Burnout nous fait vivre une expérience inédite de saturation mentale en explorant les effets dévastateurs de l'aliénation au travail.
Pousser à l'extrême la pression et les conditionnements qui mènent plus ou moins progressivement au burnout, c'est l'ambition de cette pièce. Mission accomplie ! De ce côté-là aucun doute ! Peut-être même un peu trop bien d'ailleurs... Car si la prestation des comédiens est admirable, il faut avoir les nerfs bien accrochés pour tenir 1h10...

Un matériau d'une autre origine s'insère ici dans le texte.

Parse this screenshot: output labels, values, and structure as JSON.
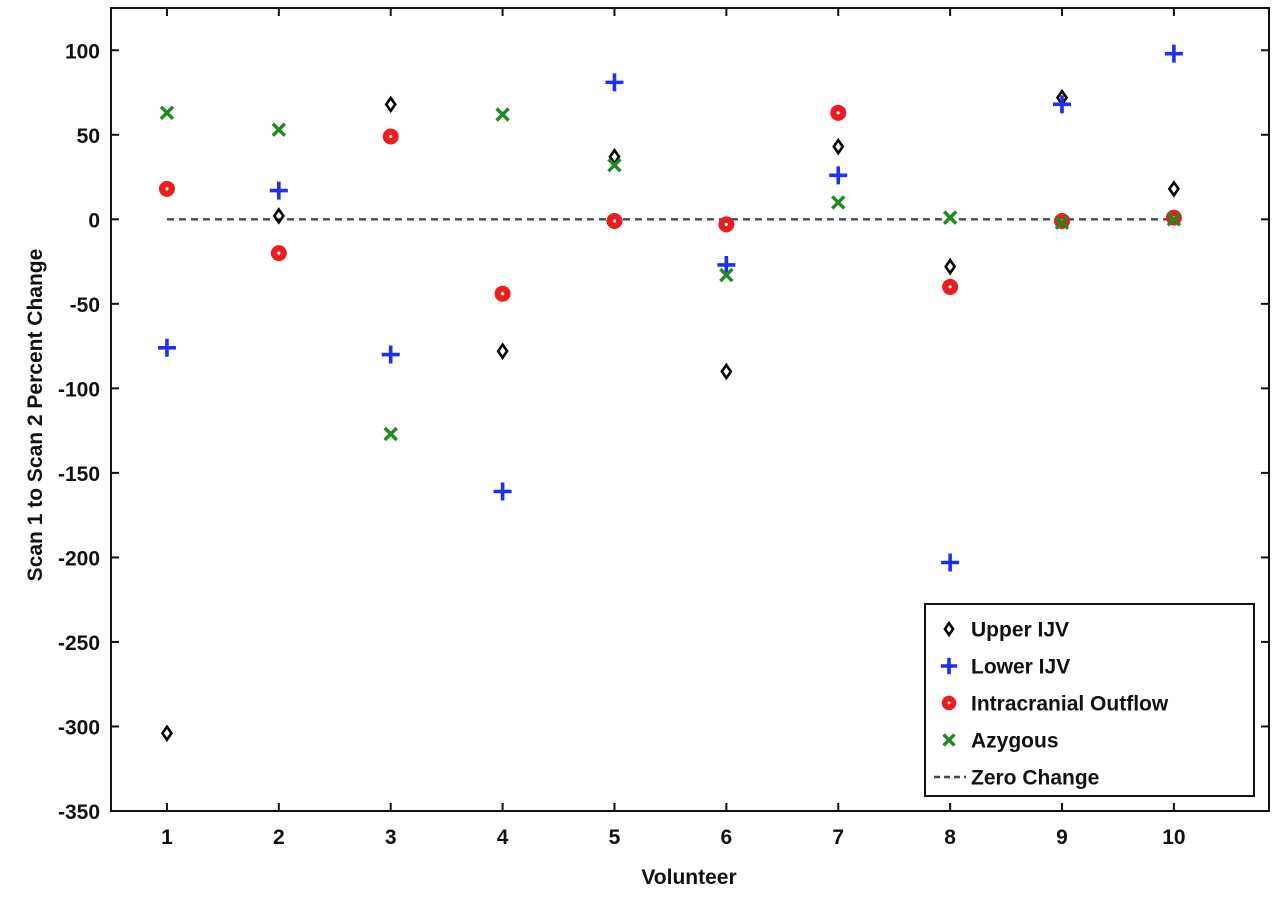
{
  "chart_data": {
    "type": "scatter",
    "title": "",
    "xlabel": "Volunteer",
    "ylabel": "Scan 1 to Scan 2 Percent Change",
    "x": [
      1,
      2,
      3,
      4,
      5,
      6,
      7,
      8,
      9,
      10
    ],
    "x_tick_labels": [
      "1",
      "2",
      "3",
      "4",
      "5",
      "6",
      "7",
      "8",
      "9",
      "10"
    ],
    "xlim": [
      0.5,
      10.85
    ],
    "ylim": [
      -350,
      125
    ],
    "y_ticks": [
      100,
      50,
      0,
      -50,
      -100,
      -150,
      -200,
      -250,
      -300,
      -350
    ],
    "y_tick_labels": [
      "100",
      "50",
      "0",
      "-50",
      "-100",
      "-150",
      "-200",
      "-250",
      "-300",
      "-350"
    ],
    "grid": false,
    "legend_position": "bottom-right",
    "series": [
      {
        "name": "Upper IJV",
        "marker": "diamond-icon",
        "color": "#000000",
        "values": [
          -304,
          2,
          68,
          -78,
          37,
          -90,
          43,
          -28,
          72,
          18
        ]
      },
      {
        "name": "Lower IJV",
        "marker": "plus-icon",
        "color": "#1f2ff0",
        "values": [
          -76,
          17,
          -80,
          -161,
          81,
          -27,
          26,
          -203,
          68,
          98
        ]
      },
      {
        "name": "Intracranial Outflow",
        "marker": "circle-icon",
        "color": "#ee1c1c",
        "values": [
          18,
          -20,
          49,
          -44,
          -1,
          -3,
          63,
          -40,
          -1,
          1
        ]
      },
      {
        "name": "Azygous",
        "marker": "x-icon",
        "color": "#1f8a1f",
        "values": [
          63,
          53,
          -127,
          62,
          32,
          -33,
          10,
          1,
          -2,
          0
        ]
      }
    ],
    "reference_line": {
      "name": "Zero Change",
      "y": 0,
      "x_range": [
        1,
        10
      ],
      "style": "dashed",
      "color": "#3e4a55"
    }
  }
}
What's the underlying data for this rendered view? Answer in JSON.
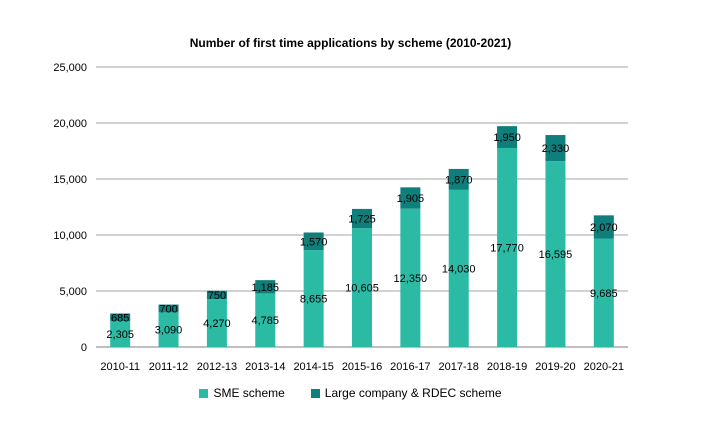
{
  "chart_data": {
    "type": "bar",
    "stacked": true,
    "title": "Number of first time applications by scheme (2010-2021)",
    "xlabel": "",
    "ylabel": "",
    "ylim": [
      0,
      25000
    ],
    "yticks": [
      "0",
      "5,000",
      "10,000",
      "15,000",
      "20,000",
      "25,000"
    ],
    "ytick_values": [
      0,
      5000,
      10000,
      15000,
      20000,
      25000
    ],
    "grid": true,
    "legend_position": "bottom",
    "categories": [
      "2010-11",
      "2011-12",
      "2012-13",
      "2013-14",
      "2014-15",
      "2015-16",
      "2016-17",
      "2017-18",
      "2018-19",
      "2019-20",
      "2020-21"
    ],
    "series": [
      {
        "name": "SME scheme",
        "color": "#2bbba5",
        "values": [
          2305,
          3090,
          4270,
          4785,
          8655,
          10605,
          12350,
          14030,
          17770,
          16595,
          9685
        ],
        "labels": [
          "2,305",
          "3,090",
          "4,270",
          "4,785",
          "8,655",
          "10,605",
          "12,350",
          "14,030",
          "17,770",
          "16,595",
          "9,685"
        ]
      },
      {
        "name": "Large company & RDEC scheme",
        "color": "#0f7f7c",
        "values": [
          685,
          700,
          750,
          1185,
          1570,
          1725,
          1905,
          1870,
          1950,
          2330,
          2070
        ],
        "labels": [
          "685",
          "700",
          "750",
          "1,185",
          "1,570",
          "1,725",
          "1,905",
          "1,870",
          "1,950",
          "2,330",
          "2,070"
        ]
      }
    ]
  }
}
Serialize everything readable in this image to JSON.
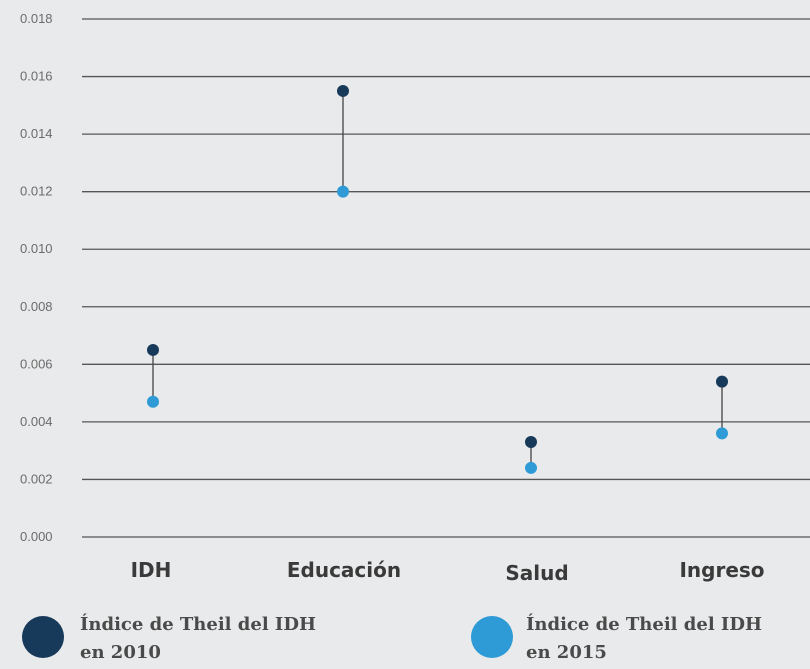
{
  "chart_data": {
    "type": "dumbbell",
    "title": "",
    "xlabel": "",
    "ylabel": "",
    "ylim": [
      0,
      0.018
    ],
    "yticks": [
      "0.000",
      "0.002",
      "0.004",
      "0.006",
      "0.008",
      "0.010",
      "0.012",
      "0.014",
      "0.016",
      "0.018"
    ],
    "grid": true,
    "legend_placement": "bottom",
    "categories": [
      "IDH",
      "Educación",
      "Salud",
      "Ingreso"
    ],
    "series": [
      {
        "name": "Índice de Theil del IDH en 2010",
        "legend_lines": [
          "Índice de Theil del IDH",
          "en 2010"
        ],
        "color": "#17395a",
        "values": [
          0.0065,
          0.0155,
          0.0033,
          0.0054
        ]
      },
      {
        "name": "Índice de Theil del IDH en 2015",
        "legend_lines": [
          "Índice de Theil del IDH",
          "en 2015"
        ],
        "color": "#2e9ad6",
        "values": [
          0.0047,
          0.012,
          0.0024,
          0.0036
        ]
      }
    ],
    "colors": {
      "gridline": "#555555",
      "connector": "#444444",
      "background": "#e9eaeb"
    }
  }
}
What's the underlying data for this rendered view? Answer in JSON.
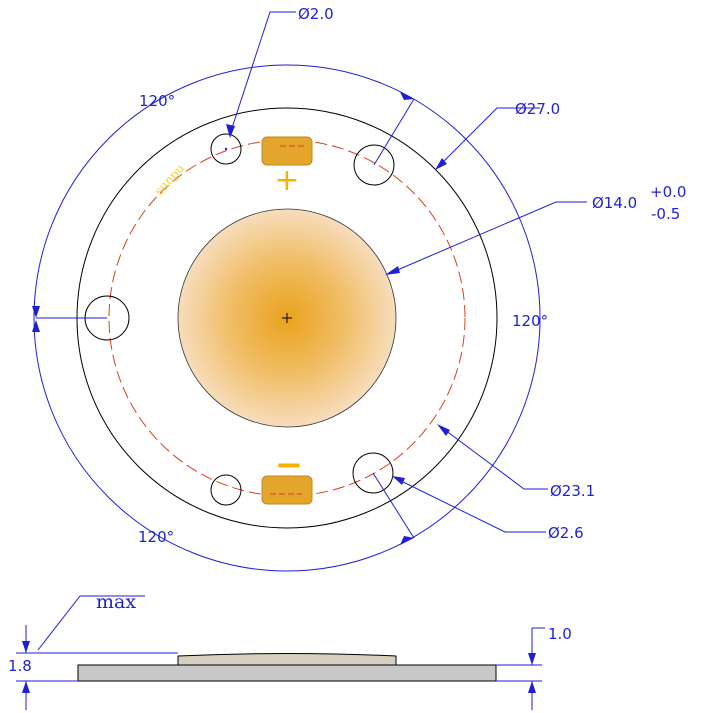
{
  "dimensions": {
    "hole_dia": "Ø2.0",
    "outer_dia": "Ø27.0",
    "led_dia": "Ø14.0",
    "led_tol_plus": "+0.0",
    "led_tol_minus": "-0.5",
    "pcd_dia": "Ø23.1",
    "mount_hole_dia": "Ø2.6",
    "angle_left": "120°",
    "angle_right": "120°",
    "angle_bottom": "120°",
    "total_height": "1.8",
    "board_thickness": "1.0",
    "max_label": "max"
  },
  "markings": {
    "brand": "sunpu",
    "plus": "+",
    "minus": "−"
  },
  "colors": {
    "dimension": "#1f1fd6",
    "pcd_line": "#d8401a",
    "pad": "#e3a52b",
    "led_center": "#e9a21c",
    "led_edge": "#f7ddbd",
    "polarity": "#f2b400",
    "brand_text": "#f2d22e"
  }
}
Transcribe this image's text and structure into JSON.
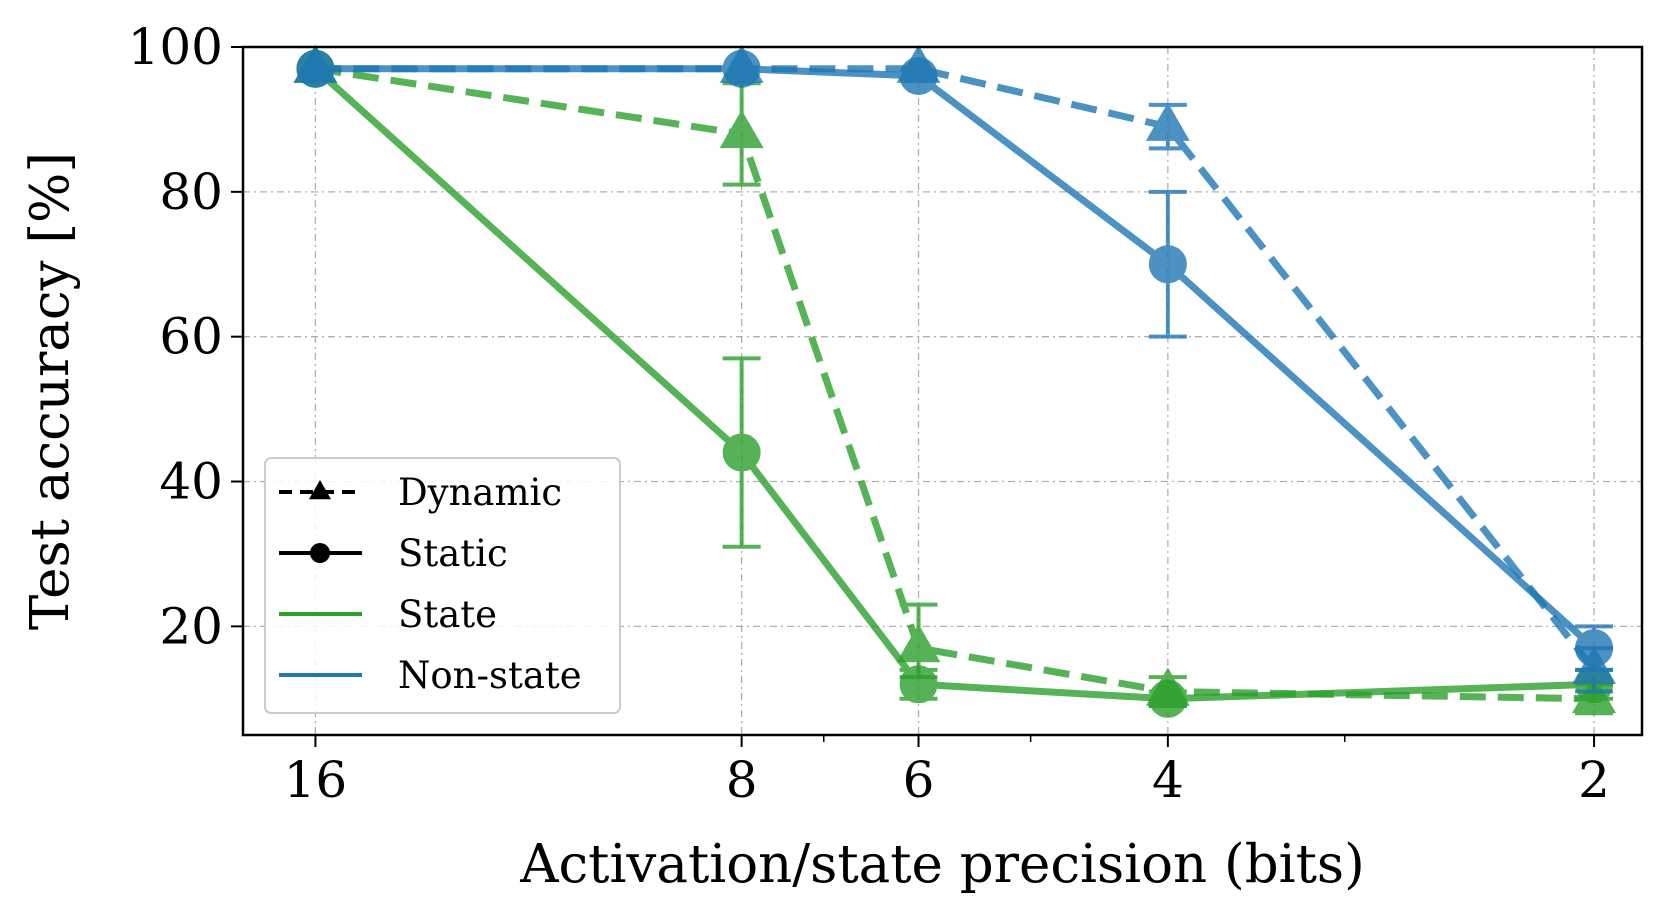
{
  "chart_data": {
    "type": "line",
    "title": "",
    "xlabel": "Activation/state precision (bits)",
    "ylabel": "Test accuracy [%]",
    "x": [
      16,
      8,
      6,
      4,
      2
    ],
    "xtick_labels": [
      "16",
      "8",
      "6",
      "4",
      "2"
    ],
    "x_scale": "log-reversed",
    "xlim": [
      18.0,
      1.85
    ],
    "ylim": [
      5,
      100
    ],
    "yticks": [
      20,
      40,
      60,
      80,
      100
    ],
    "ytick_labels": [
      "20",
      "40",
      "60",
      "80",
      "100"
    ],
    "grid": true,
    "legend_position": "lower-left",
    "legend": [
      {
        "label": "Dynamic",
        "kind": "style",
        "line": "dashed",
        "marker": "triangle",
        "color": "#000000"
      },
      {
        "label": "Static",
        "kind": "style",
        "line": "solid",
        "marker": "circle",
        "color": "#000000"
      },
      {
        "label": "State",
        "kind": "color",
        "line": "solid",
        "color": "#2ca02c"
      },
      {
        "label": "Non-state",
        "kind": "color",
        "line": "solid",
        "color": "#1f77b4"
      }
    ],
    "series": [
      {
        "name": "State, Dynamic",
        "color": "#2ca02c",
        "line": "dashed",
        "marker": "triangle",
        "values": [
          97,
          88,
          17,
          11,
          10
        ],
        "err_low": [
          0,
          81,
          13,
          9,
          8
        ],
        "err_high": [
          0,
          95,
          23,
          13,
          12
        ]
      },
      {
        "name": "State, Static",
        "color": "#2ca02c",
        "line": "solid",
        "marker": "circle",
        "values": [
          97,
          44,
          12,
          10,
          12
        ],
        "err_low": [
          0,
          31,
          10,
          9,
          10
        ],
        "err_high": [
          0,
          57,
          14,
          11,
          14
        ]
      },
      {
        "name": "Non-state, Dynamic",
        "color": "#1f77b4",
        "line": "dashed",
        "marker": "triangle",
        "values": [
          97,
          97,
          97,
          89,
          14
        ],
        "err_low": [
          0,
          0,
          0,
          86,
          11
        ],
        "err_high": [
          0,
          0,
          0,
          92,
          17
        ]
      },
      {
        "name": "Non-state, Static",
        "color": "#1f77b4",
        "line": "solid",
        "marker": "circle",
        "values": [
          97,
          97,
          96,
          70,
          17
        ],
        "err_low": [
          0,
          0,
          0,
          60,
          14
        ],
        "err_high": [
          0,
          0,
          0,
          80,
          20
        ]
      }
    ]
  }
}
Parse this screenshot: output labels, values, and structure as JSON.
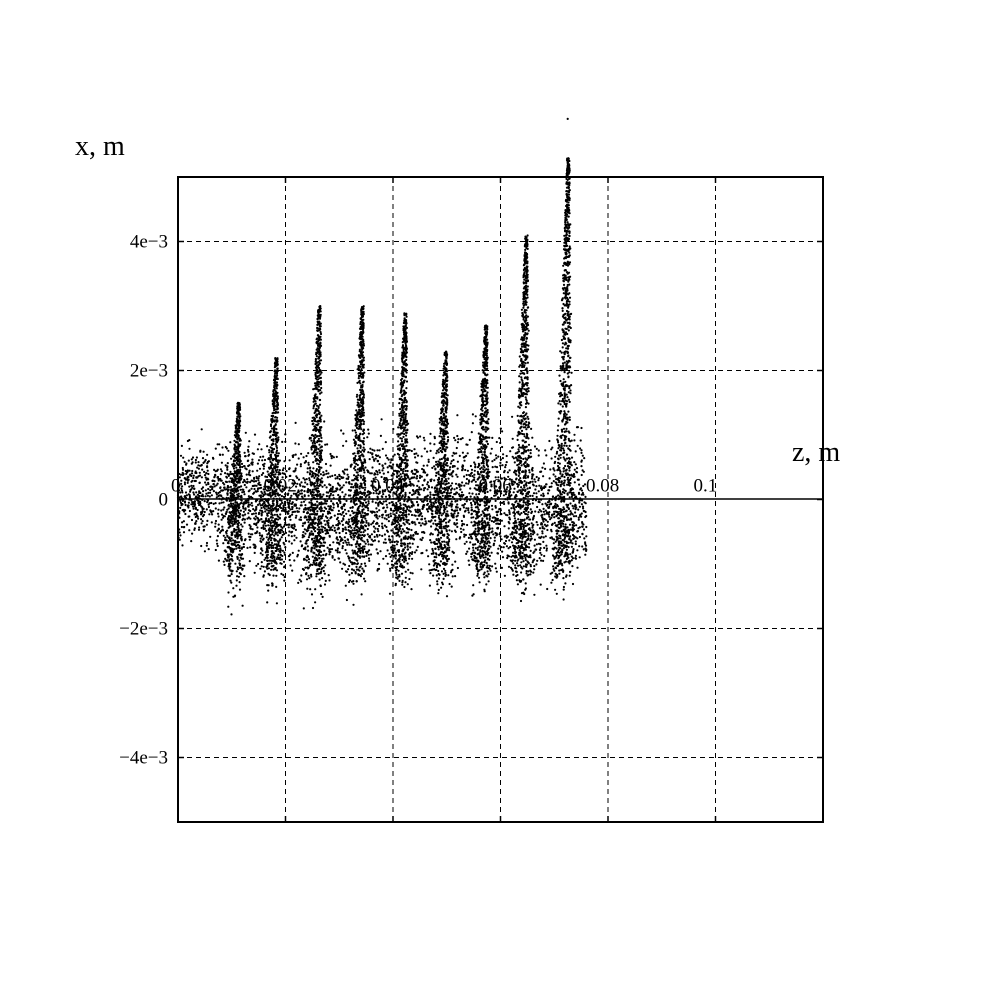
{
  "chart_data": {
    "type": "scatter",
    "title": "",
    "xlabel": "z, m",
    "ylabel": "x, m",
    "xlim": [
      0,
      0.12
    ],
    "ylim": [
      -0.005,
      0.005
    ],
    "grid": true,
    "grid_style": "dashed",
    "legend": "none",
    "marker_color": "#000000",
    "x_ticks": [
      {
        "value": 0,
        "label": "0"
      },
      {
        "value": 0.02,
        "label": "0.02"
      },
      {
        "value": 0.04,
        "label": "0.04"
      },
      {
        "value": 0.06,
        "label": "0.06"
      },
      {
        "value": 0.08,
        "label": "0.08"
      },
      {
        "value": 0.1,
        "label": "0.1"
      }
    ],
    "y_ticks": [
      {
        "value": 0.004,
        "label": "4e−3"
      },
      {
        "value": 0.002,
        "label": "2e−3"
      },
      {
        "value": 0,
        "label": "0"
      },
      {
        "value": -0.002,
        "label": "−2e−3"
      },
      {
        "value": -0.004,
        "label": "−4e−3"
      }
    ],
    "series": [
      {
        "marker": "dot",
        "bunch_envelope": {
          "z": [
            0.0,
            0.005,
            0.012,
            0.018,
            0.026,
            0.034,
            0.042,
            0.05,
            0.057,
            0.065,
            0.073,
            0.076
          ],
          "x_max": [
            0.001,
            0.0011,
            0.0015,
            0.0022,
            0.003,
            0.003,
            0.0029,
            0.0023,
            0.0027,
            0.0041,
            0.0053,
            0.0005
          ],
          "x_min": [
            -0.001,
            -0.0011,
            -0.0013,
            -0.0017,
            -0.0017,
            -0.0016,
            -0.0014,
            -0.0013,
            -0.0016,
            -0.0019,
            -0.0018,
            -0.0017
          ]
        },
        "peaks": [
          {
            "z": 0.0115,
            "x": 0.0015
          },
          {
            "z": 0.0185,
            "x": 0.0022
          },
          {
            "z": 0.0265,
            "x": 0.003
          },
          {
            "z": 0.0345,
            "x": 0.003
          },
          {
            "z": 0.0425,
            "x": 0.0029
          },
          {
            "z": 0.05,
            "x": 0.0023
          },
          {
            "z": 0.0575,
            "x": 0.0027
          },
          {
            "z": 0.065,
            "x": 0.0041
          },
          {
            "z": 0.0728,
            "x": 0.0053
          }
        ],
        "outliers": [
          {
            "z": 0.0725,
            "x": 0.0059
          }
        ]
      }
    ]
  }
}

Le travail comme arme de destruction
Travailler plus, toujours plus, mériter plus ; les plats surgelés avalés devant l'ordinateur, les post-its collés partout pour ne rien oublier, les heures supp', les formations, les objectifs, les chiffres... La liste est longue, interminable, énoncée à toute vitesse dans des micros. Parce qu'il faut gagner du temps. REN-TA-BI-LI-SER. Pas le temps pour les collations, les grasses mat' ; ni pour manger varié ou faire l'amour. Et surtout, surtout : " Il ne faut pas avoir honte de vouloir une vie plus facile pour sa famille. " Une phrase répétée de manière obsessionnelle d'un bout à l'autre du spectacle, et qui devient rapidement très insupportable ! Le débit de paroles des comédiens est impressionnant, et on a hâte pour eux que ça se termine tant cela relève de la prouesse physique !
Un exercice périlleux
En réalité, le spectacle tout entier devient rapidement insupportable tant il nous fait vivre de l'intérieur l'expérience du burn-out. Un réalisme poussé à l'extrême, qui est à la fois audacieux et intéressant, mais qui devient aussi assez rapidement anxiogène. Car la plume tourne en boucle et frôle la folie. Et au bout d'une quinzaine de minutes de ce rythme effréné sur fond de sons électroacoustiques, nous ressentions déjà l'effet de saturation. Et nous avions l'impression d'avoir fait le tour du sujet. Surtout quand les discours ininterrompus des deux comédiens - qui ne dialoguent finalement jamais - finissent par se chevaucher jusqu'à devenir inaudibles ! Le propos se change alors en brouhaha qui nous fait frôler la crise d'angoisse !
© Lucile NabonnandUn propos un peu confus mais utile
La mécanique est bien huilée, elle tourne sans laisser aucune place à l'improvisation. Tout est sous contrôle jusqu'à ce que la machine s'emballe. La mise en abyme est totale. L'évaluateur des ressources humains nous parle de contrôles, d'entretiens, de feedbacks, d'évaluations ; il nous explique point par point comment devenir exceptionnel, comment convaincre lors de son entretien individuel... En d'autres termes, comment plaire à ces patrons qui attendent toujours plus de chiffre, de résultats ; qui ferment les yeux, ne voient pas l'humain qui se débat au milieu de tout ça. L'humain qui y perd tout son sens. C'est un peu décousu, un peu confus, mais le message de la pièce n'en reste pas moins fort et nécessaire.
Un burnout qui s'étire en longueurs
Nous avions déjà eu l'occasion de voir l'année passée " Débrayage" , une excellente création sur le monde du travail et ses excès. Ici, c'est sur l'épuisement professionnel que se focalise la pièce. Mais malgré l'intelligence du propos et l'expérience assez inédite que Burn out nous fait vivre, son climat oppressant ne nous a pas permis d'apprécier la pièce. Et les dix (15 peut-être) dernières minutes ont fini de nous perdre en nous plongeant tout à coup dans une atmosphère radicalement différente ! La musique se fait soudain douce pour accompagner un tableau d'expression corporelle et d'effets visuels que nous avons eu beaucoup de mal à lier à tout ce qui précédait. En plus d'être trop métaphorique à notre goût, cette dernière partie vient créer une longueur supplémentaire à un spectacle qui mériterait plutôt d'être allégé pour devenir plus digeste.
© Lucile NabonnandBurnout, avec Hélène Tisserand et Pierre-Marie Paturel, écrit par Alexandra Batea et mis en scène par Marie Denys, se joue au Gilgamesh Belleville, à Avignon du 05 au 26 juillet à 16h55. Relâche les 10, 17 et 24 juillet.